Doch gerade bei ungeübten oder unsicheren Lernenden kann sie auch zu Überforderung führen. Ohne Gegenüber fehlt die Rückmeldung zur Lernstrategie, zur Zielklarheit oder zur realistischen Selbsteinschätzung.
Ein Mensch in einer lernbegleitenden Rolle bietet hier Orientierung – etwa in Coaching-Situationen, wenn gemeinsam Lernziele definiert, Zwischenschritte reflektiert oder Verhaltensmuster besprochen werden. Er spiegelt Lernerfolg und -verhalten, gibt Impulse zur Priorisierung, weist auf blinde Flecken hin. Dadurch entsteht nicht nur eine inhaltliche Entwicklung, sondern auch eine Reflexion über das eigene Lernhandeln.
5. Fehlerkultur und Umdeutung
KI reagiert weithin neutral auf Fehler. Sie korrigiert oder/und bietet Alternativen.
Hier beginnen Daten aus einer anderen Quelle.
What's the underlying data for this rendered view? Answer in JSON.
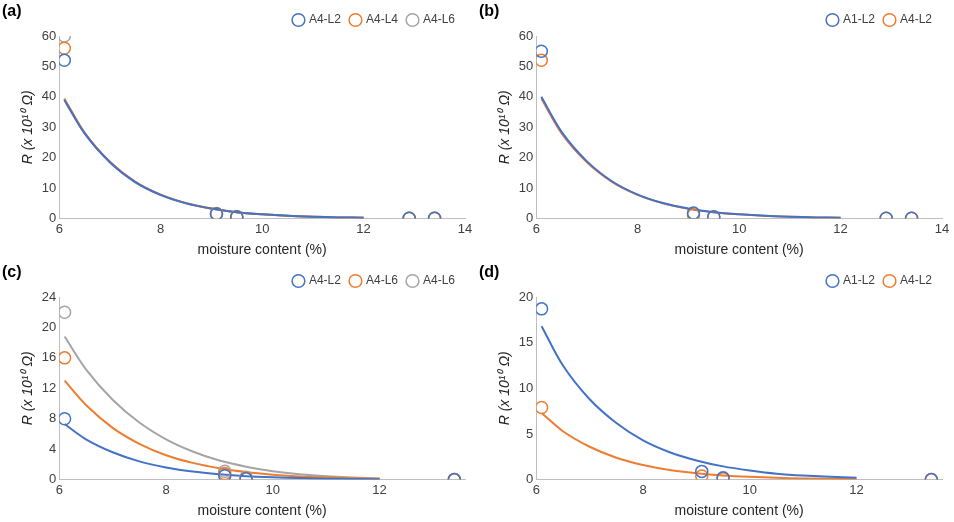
{
  "chart_data": [
    {
      "type": "scatter",
      "title": "(a)",
      "x_label": "moisture content (%)",
      "y_label": "R (x 10¹⁰ Ω)",
      "xlim": [
        6,
        14
      ],
      "xticks": [
        6,
        8,
        10,
        12,
        14
      ],
      "ylim": [
        0,
        60
      ],
      "yticks": [
        0,
        10,
        20,
        30,
        40,
        50,
        60
      ],
      "grid": false,
      "legend": "top-right",
      "series": [
        {
          "name": "A4-L2",
          "color": "#4472c4",
          "marker": "circle",
          "line_style": "solid",
          "x": [
            6.1,
            9.1,
            9.5,
            12.9,
            13.4
          ],
          "values": [
            52,
            1.5,
            0.5,
            0.1,
            0.1
          ],
          "fit": {
            "x": [
              6.1,
              6.5,
              7,
              7.5,
              8,
              8.5,
              9,
              9.5,
              10,
              10.5,
              11,
              11.5,
              12
            ],
            "values": [
              39,
              28,
              18.5,
              12,
              7.8,
              5,
              3.3,
              2.1,
              1.4,
              0.9,
              0.6,
              0.4,
              0.25
            ]
          }
        },
        {
          "name": "A4-L4",
          "color": "#ed7d31",
          "marker": "circle",
          "line_style": "solid",
          "x": [
            6.1,
            9.1,
            9.5,
            12.9,
            13.4
          ],
          "values": [
            56,
            1.6,
            0.6,
            0.1,
            0.1
          ],
          "fit": {
            "x": [
              6.1,
              6.5,
              7,
              7.5,
              8,
              8.5,
              9,
              9.5,
              10,
              10.5,
              11,
              11.5,
              12
            ],
            "values": [
              39.5,
              28.3,
              18.7,
              12.1,
              7.9,
              5.1,
              3.3,
              2.1,
              1.4,
              0.9,
              0.6,
              0.4,
              0.25
            ]
          }
        },
        {
          "name": "A4-L6",
          "color": "#a5a5a5",
          "marker": "circle",
          "line_style": "solid",
          "x": [
            6.1,
            9.1,
            9.5,
            12.9,
            13.4
          ],
          "values": [
            60,
            1.7,
            0.7,
            0.1,
            0.1
          ],
          "fit": {
            "x": [
              6.1,
              6.5,
              7,
              7.5,
              8,
              8.5,
              9,
              9.5,
              10,
              10.5,
              11,
              11.5,
              12
            ],
            "values": [
              39,
              28,
              18.4,
              11.9,
              7.7,
              5,
              3.2,
              2.1,
              1.4,
              0.9,
              0.6,
              0.4,
              0.25
            ]
          }
        }
      ]
    },
    {
      "type": "scatter",
      "title": "(b)",
      "x_label": "moisture content (%)",
      "y_label": "R (x 10¹⁰ Ω)",
      "xlim": [
        6,
        14
      ],
      "xticks": [
        6,
        8,
        10,
        12,
        14
      ],
      "ylim": [
        0,
        60
      ],
      "yticks": [
        0,
        10,
        20,
        30,
        40,
        50,
        60
      ],
      "grid": false,
      "legend": "top-right",
      "series": [
        {
          "name": "A1-L2",
          "color": "#4472c4",
          "marker": "circle",
          "line_style": "solid",
          "x": [
            6.1,
            9.1,
            9.5,
            12.9,
            13.4
          ],
          "values": [
            55,
            1.8,
            0.6,
            0.1,
            0.1
          ],
          "fit": {
            "x": [
              6.1,
              6.5,
              7,
              7.5,
              8,
              8.5,
              9,
              9.5,
              10,
              10.5,
              11,
              11.5,
              12
            ],
            "values": [
              40,
              28.5,
              18.8,
              12.2,
              7.9,
              5.1,
              3.3,
              2.1,
              1.4,
              0.9,
              0.6,
              0.4,
              0.25
            ]
          }
        },
        {
          "name": "A4-L2",
          "color": "#ed7d31",
          "marker": "circle",
          "line_style": "solid",
          "x": [
            6.1,
            9.1,
            9.5,
            12.9,
            13.4
          ],
          "values": [
            52,
            1.2,
            0.5,
            0.1,
            0.1
          ],
          "fit": {
            "x": [
              6.1,
              6.5,
              7,
              7.5,
              8,
              8.5,
              9,
              9.5,
              10,
              10.5,
              11,
              11.5,
              12
            ],
            "values": [
              39.5,
              28,
              18.5,
              12,
              7.8,
              5,
              3.2,
              2.1,
              1.4,
              0.9,
              0.6,
              0.4,
              0.25
            ]
          }
        }
      ]
    },
    {
      "type": "scatter",
      "title": "(c)",
      "x_label": "moisture content (%)",
      "y_label": "R (x 10¹⁰ Ω)",
      "xlim": [
        6,
        13.6
      ],
      "xticks": [
        6,
        8,
        10,
        12
      ],
      "ylim": [
        0,
        24
      ],
      "yticks": [
        0,
        4,
        8,
        12,
        16,
        20,
        24
      ],
      "grid": false,
      "legend": "top-right",
      "series": [
        {
          "name": "A4-L2",
          "color": "#4472c4",
          "marker": "circle",
          "line_style": "solid",
          "x": [
            6.1,
            9.1,
            9.5,
            13.4
          ],
          "values": [
            8,
            0.5,
            0.1,
            0
          ],
          "fit": {
            "x": [
              6.1,
              6.5,
              7,
              7.5,
              8,
              8.5,
              9,
              9.5,
              10,
              10.5,
              11,
              12
            ],
            "values": [
              7.3,
              5.3,
              3.6,
              2.4,
              1.6,
              1.05,
              0.7,
              0.45,
              0.3,
              0.2,
              0.12,
              0.05
            ]
          }
        },
        {
          "name": "A4-L6",
          "color": "#ed7d31",
          "marker": "circle",
          "line_style": "solid",
          "x": [
            6.1,
            9.1,
            9.5,
            13.4
          ],
          "values": [
            16,
            0.8,
            0.2,
            0
          ],
          "fit": {
            "x": [
              6.1,
              6.5,
              7,
              7.5,
              8,
              8.5,
              9,
              9.5,
              10,
              10.5,
              11,
              12
            ],
            "values": [
              13,
              9.8,
              6.8,
              4.7,
              3.2,
              2.2,
              1.5,
              1,
              0.65,
              0.4,
              0.27,
              0.1
            ]
          }
        },
        {
          "name": "A4-L6",
          "color": "#a5a5a5",
          "marker": "circle",
          "line_style": "solid",
          "x": [
            6.1,
            9.1,
            9.5,
            13.4
          ],
          "values": [
            22,
            1.1,
            0.3,
            0
          ],
          "fit": {
            "x": [
              6.1,
              6.5,
              7,
              7.5,
              8,
              8.5,
              9,
              9.5,
              10,
              10.5,
              11,
              12
            ],
            "values": [
              18.8,
              14.5,
              10.5,
              7.5,
              5.3,
              3.7,
              2.5,
              1.7,
              1.1,
              0.7,
              0.45,
              0.15
            ]
          }
        }
      ]
    },
    {
      "type": "scatter",
      "title": "(d)",
      "x_label": "moisture content (%)",
      "y_label": "R (x 10¹⁰ Ω)",
      "xlim": [
        6,
        13.6
      ],
      "xticks": [
        6,
        8,
        10,
        12
      ],
      "ylim": [
        0,
        20
      ],
      "yticks": [
        0,
        5,
        10,
        15,
        20
      ],
      "grid": false,
      "legend": "top-right",
      "series": [
        {
          "name": "A1-L2",
          "color": "#4472c4",
          "marker": "circle",
          "line_style": "solid",
          "x": [
            6.1,
            9.1,
            9.5,
            13.4
          ],
          "values": [
            18.7,
            0.9,
            0.2,
            0
          ],
          "fit": {
            "x": [
              6.1,
              6.5,
              7,
              7.5,
              8,
              8.5,
              9,
              9.5,
              10,
              10.5,
              11,
              12
            ],
            "values": [
              16.8,
              12.5,
              8.8,
              6.2,
              4.3,
              3,
              2.1,
              1.45,
              1,
              0.65,
              0.45,
              0.2
            ]
          }
        },
        {
          "name": "A4-L2",
          "color": "#ed7d31",
          "marker": "circle",
          "line_style": "solid",
          "x": [
            6.1,
            9.1,
            9.5,
            13.4
          ],
          "values": [
            7.9,
            0.4,
            0.1,
            0
          ],
          "fit": {
            "x": [
              6.1,
              6.5,
              7,
              7.5,
              8,
              8.5,
              9,
              9.5,
              10,
              10.5,
              11,
              12
            ],
            "values": [
              7.3,
              5.3,
              3.6,
              2.4,
              1.6,
              1.05,
              0.7,
              0.45,
              0.3,
              0.2,
              0.12,
              0.05
            ]
          }
        }
      ]
    }
  ]
}
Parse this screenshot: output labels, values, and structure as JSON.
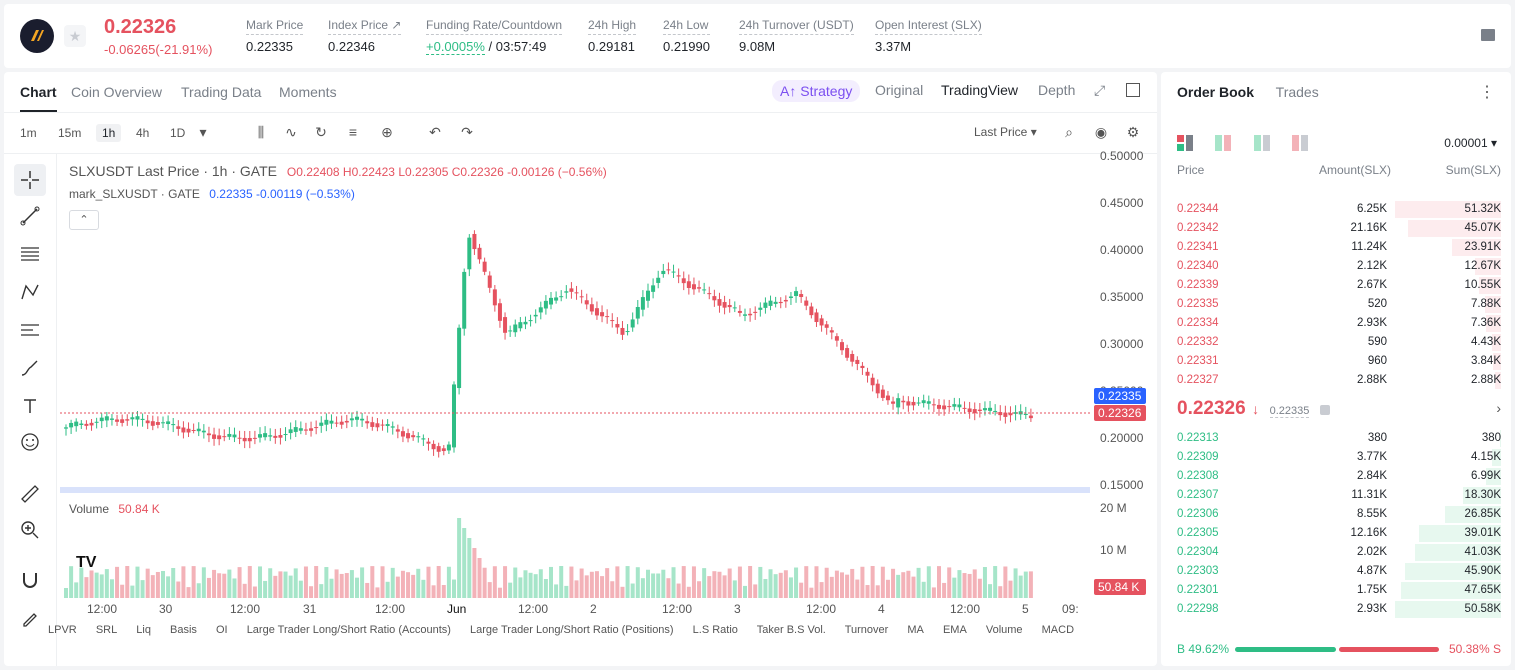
{
  "header": {
    "last_price": "0.22326",
    "change": "-0.06265(-21.91%)",
    "stats": [
      {
        "label": "Mark Price",
        "value": "0.22335"
      },
      {
        "label": "Index Price ↗",
        "value": "0.22346"
      },
      {
        "label": "Funding Rate/Countdown",
        "value_green": "+0.0005%",
        "value": " / 03:57:49"
      },
      {
        "label": "24h High",
        "value": "0.29181"
      },
      {
        "label": "24h Low",
        "value": "0.21990"
      },
      {
        "label": "24h Turnover (USDT)",
        "value": "9.08M"
      },
      {
        "label": "Open Interest (SLX)",
        "value": "3.37M"
      }
    ]
  },
  "chart_tabs": [
    "Chart",
    "Coin Overview",
    "Trading Data",
    "Moments"
  ],
  "chart_views": {
    "strategy": "Strategy",
    "original": "Original",
    "tradingview": "TradingView",
    "depth": "Depth"
  },
  "timeframes": [
    "1m",
    "15m",
    "1h",
    "4h",
    "1D"
  ],
  "price_type": "Last Price",
  "legend": {
    "symbol": "SLXUSDT Last Price · 1h · GATE",
    "ohlc": "O0.22408  H0.22423  L0.22305  C0.22326  -0.00126 (−0.56%)",
    "mark_label": "mark_SLXUSDT · GATE",
    "mark_values": "0.22335  -0.00119 (−0.53%)",
    "volume_label": "Volume",
    "volume_value": "50.84 K"
  },
  "y_axis": [
    "0.50000",
    "0.45000",
    "0.40000",
    "0.35000",
    "0.30000",
    "0.25000",
    "0.20000",
    "0.15000"
  ],
  "vol_axis": [
    "20 M",
    "10 M"
  ],
  "price_tags": {
    "mark": "0.22335",
    "last": "0.22326",
    "vol": "50.84 K"
  },
  "x_axis": [
    "12:00",
    "30",
    "12:00",
    "31",
    "12:00",
    "Jun",
    "12:00",
    "2",
    "12:00",
    "3",
    "12:00",
    "4",
    "12:00",
    "5",
    "09:"
  ],
  "indicators": [
    "LPVR",
    "SRL",
    "Liq",
    "Basis",
    "OI",
    "Large Trader Long/Short Ratio (Accounts)",
    "Large Trader Long/Short Ratio (Positions)",
    "L.S Ratio",
    "Taker B.S Vol.",
    "Turnover",
    "MA",
    "EMA",
    "Volume",
    "MACD"
  ],
  "orderbook": {
    "tabs": [
      "Order Book",
      "Trades"
    ],
    "precision": "0.00001",
    "headers": {
      "price": "Price",
      "amount": "Amount(SLX)",
      "sum": "Sum(SLX)"
    },
    "asks": [
      {
        "price": "0.22344",
        "amount": "6.25K",
        "sum": "51.32K",
        "depth": 1.0
      },
      {
        "price": "0.22342",
        "amount": "21.16K",
        "sum": "45.07K",
        "depth": 0.878
      },
      {
        "price": "0.22341",
        "amount": "11.24K",
        "sum": "23.91K",
        "depth": 0.466
      },
      {
        "price": "0.22340",
        "amount": "2.12K",
        "sum": "12.67K",
        "depth": 0.247
      },
      {
        "price": "0.22339",
        "amount": "2.67K",
        "sum": "10.55K",
        "depth": 0.206
      },
      {
        "price": "0.22335",
        "amount": "520",
        "sum": "7.88K",
        "depth": 0.154
      },
      {
        "price": "0.22334",
        "amount": "2.93K",
        "sum": "7.36K",
        "depth": 0.143
      },
      {
        "price": "0.22332",
        "amount": "590",
        "sum": "4.43K",
        "depth": 0.086
      },
      {
        "price": "0.22331",
        "amount": "960",
        "sum": "3.84K",
        "depth": 0.075
      },
      {
        "price": "0.22327",
        "amount": "2.88K",
        "sum": "2.88K",
        "depth": 0.056
      }
    ],
    "mid": {
      "price": "0.22326",
      "mark": "0.22335"
    },
    "bids": [
      {
        "price": "0.22313",
        "amount": "380",
        "sum": "380",
        "depth": 0.008
      },
      {
        "price": "0.22309",
        "amount": "3.77K",
        "sum": "4.15K",
        "depth": 0.082
      },
      {
        "price": "0.22308",
        "amount": "2.84K",
        "sum": "6.99K",
        "depth": 0.138
      },
      {
        "price": "0.22307",
        "amount": "11.31K",
        "sum": "18.30K",
        "depth": 0.362
      },
      {
        "price": "0.22306",
        "amount": "8.55K",
        "sum": "26.85K",
        "depth": 0.531
      },
      {
        "price": "0.22305",
        "amount": "12.16K",
        "sum": "39.01K",
        "depth": 0.771
      },
      {
        "price": "0.22304",
        "amount": "2.02K",
        "sum": "41.03K",
        "depth": 0.811
      },
      {
        "price": "0.22303",
        "amount": "4.87K",
        "sum": "45.90K",
        "depth": 0.907
      },
      {
        "price": "0.22301",
        "amount": "1.75K",
        "sum": "47.65K",
        "depth": 0.942
      },
      {
        "price": "0.22298",
        "amount": "2.93K",
        "sum": "50.58K",
        "depth": 1.0
      }
    ],
    "ratio": {
      "buy": "B 49.62%",
      "sell": "50.38% S",
      "buy_frac": 0.4962
    }
  },
  "colors": {
    "up": "#2ebd85",
    "down": "#e5525f",
    "accent": "#7b4ff0"
  }
}
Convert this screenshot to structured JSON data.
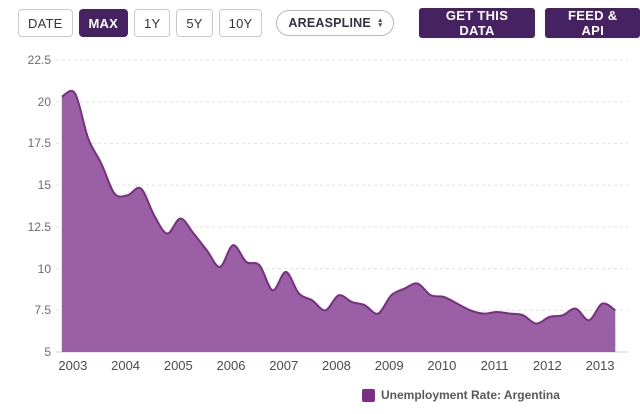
{
  "toolbar": {
    "range_buttons": [
      {
        "id": "date",
        "label": "DATE",
        "active": false
      },
      {
        "id": "max",
        "label": "MAX",
        "active": true
      },
      {
        "id": "1y",
        "label": "1Y",
        "active": false
      },
      {
        "id": "5y",
        "label": "5Y",
        "active": false
      },
      {
        "id": "10y",
        "label": "10Y",
        "active": false
      }
    ],
    "chart_type_select": {
      "selected": "AREASPLINE",
      "arrows_icon": "up-down-arrows"
    },
    "action_buttons": [
      {
        "id": "get-this-data",
        "label": "GET THIS DATA"
      },
      {
        "id": "feed-api",
        "label": "FEED & API"
      }
    ]
  },
  "colors": {
    "accent_button": "#472262",
    "series_fill": "#9a5fa4",
    "series_line": "#772f80",
    "legend_swatch": "#7d2d87",
    "gridline": "#e0e0e0",
    "axis_line": "#cfcfcf"
  },
  "legend": {
    "label": "Unemployment Rate: Argentina"
  },
  "chart_data": {
    "type": "areaspline",
    "title": "",
    "xlabel": "",
    "ylabel": "",
    "grid": "horizontal-dashed",
    "legend_position": "bottom",
    "ylim": [
      5,
      22.5
    ],
    "xlim": [
      2002.68,
      2013.53
    ],
    "y_ticks": [
      5,
      7.5,
      10,
      12.5,
      15,
      17.5,
      20,
      22.5
    ],
    "x_ticks": [
      2003,
      2004,
      2005,
      2006,
      2007,
      2008,
      2009,
      2010,
      2011,
      2012,
      2013
    ],
    "series": [
      {
        "name": "Unemployment Rate: Argentina",
        "frequency": "quarterly",
        "x_start": 2002.79,
        "x_step": 0.25,
        "values": [
          20.3,
          20.5,
          17.8,
          16.3,
          14.5,
          14.4,
          14.8,
          13.2,
          12.1,
          13.0,
          12.1,
          11.1,
          10.1,
          11.4,
          10.4,
          10.2,
          8.7,
          9.8,
          8.5,
          8.1,
          7.5,
          8.4,
          8.0,
          7.8,
          7.3,
          8.4,
          8.8,
          9.1,
          8.4,
          8.3,
          7.9,
          7.5,
          7.3,
          7.4,
          7.3,
          7.2,
          6.7,
          7.1,
          7.2,
          7.6,
          6.9,
          7.9,
          7.5
        ]
      }
    ]
  }
}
Menschen hingegen reagieren auf Fehler, Unstimmigkeiten und Unklarheiten mit Emotionen – Verwunderung, Zustimmung, Kritik oder Zurückweisung. Gerade diese Reaktionen machen Fehler im Lernprozess sichtbar und verarbeitbar. Wird beispielsweise ein Argument in einer Diskussion unklar formuliert, kann eine irritierte Reaktion von Mitlernenden auf Unsicherheiten hinweisen, die im Anschluss gemeinsam geklärt werden – ein Prozess, den KI nicht einleitet. Denn aus Fehlern zu lernen, bedeutet auch, sie umzudeuten, neu zu formulieren, zu verstehen und zu verarbeiten.
Eine Person, die ein Vorhaben unsicher formuliert: „Ich glaube, ich würde vielleicht …“. Erfährt, dass die KI diese Sprachform ignoriert. Ein Mensch dazu im Unterschied greift sie auf: „Klingt so, als ob du noch nicht ganz überzeugt bist. Was hindert dich?“ – und öffnet einen Raum für Auseinandersetzung mit der eigenen Haltung.
Was bleibt?
Die Integration künstlicher Intelligenz in Bildungsprozesse bietet zweifellos viele Vorteile – vor allem für individuelles, ortsunabhängiges und faktenbasiertes Lernen. Sie erleichtert Recherche, entlastet Lehrende von Routinen, gibt strukturierte Inhalte wieder. Doch für nachhaltige Bildungsprozesse reicht das nicht aus. Lernen ist immer auch (analog wie digital) ein Prozess sozialer und psychologischer Auseinandersetzung.
Wer Kompetenzentwicklung ernst nimmt, muss Räume für Beziehung, Rückmeldung und Identitätsarbeit schaffen. Menschen sind dabei nicht ersetzbar – sie spiegeln, hinterfragen, irritieren und stärken. Entscheidend wird nicht sein, ob KI oder Mensch „besser“ antwortet, sondern wann welche Form sinnvoll ist. Für eine zukunftsfähige Bildung braucht es beides: Technologische Präzision – und menschliche Tiefe.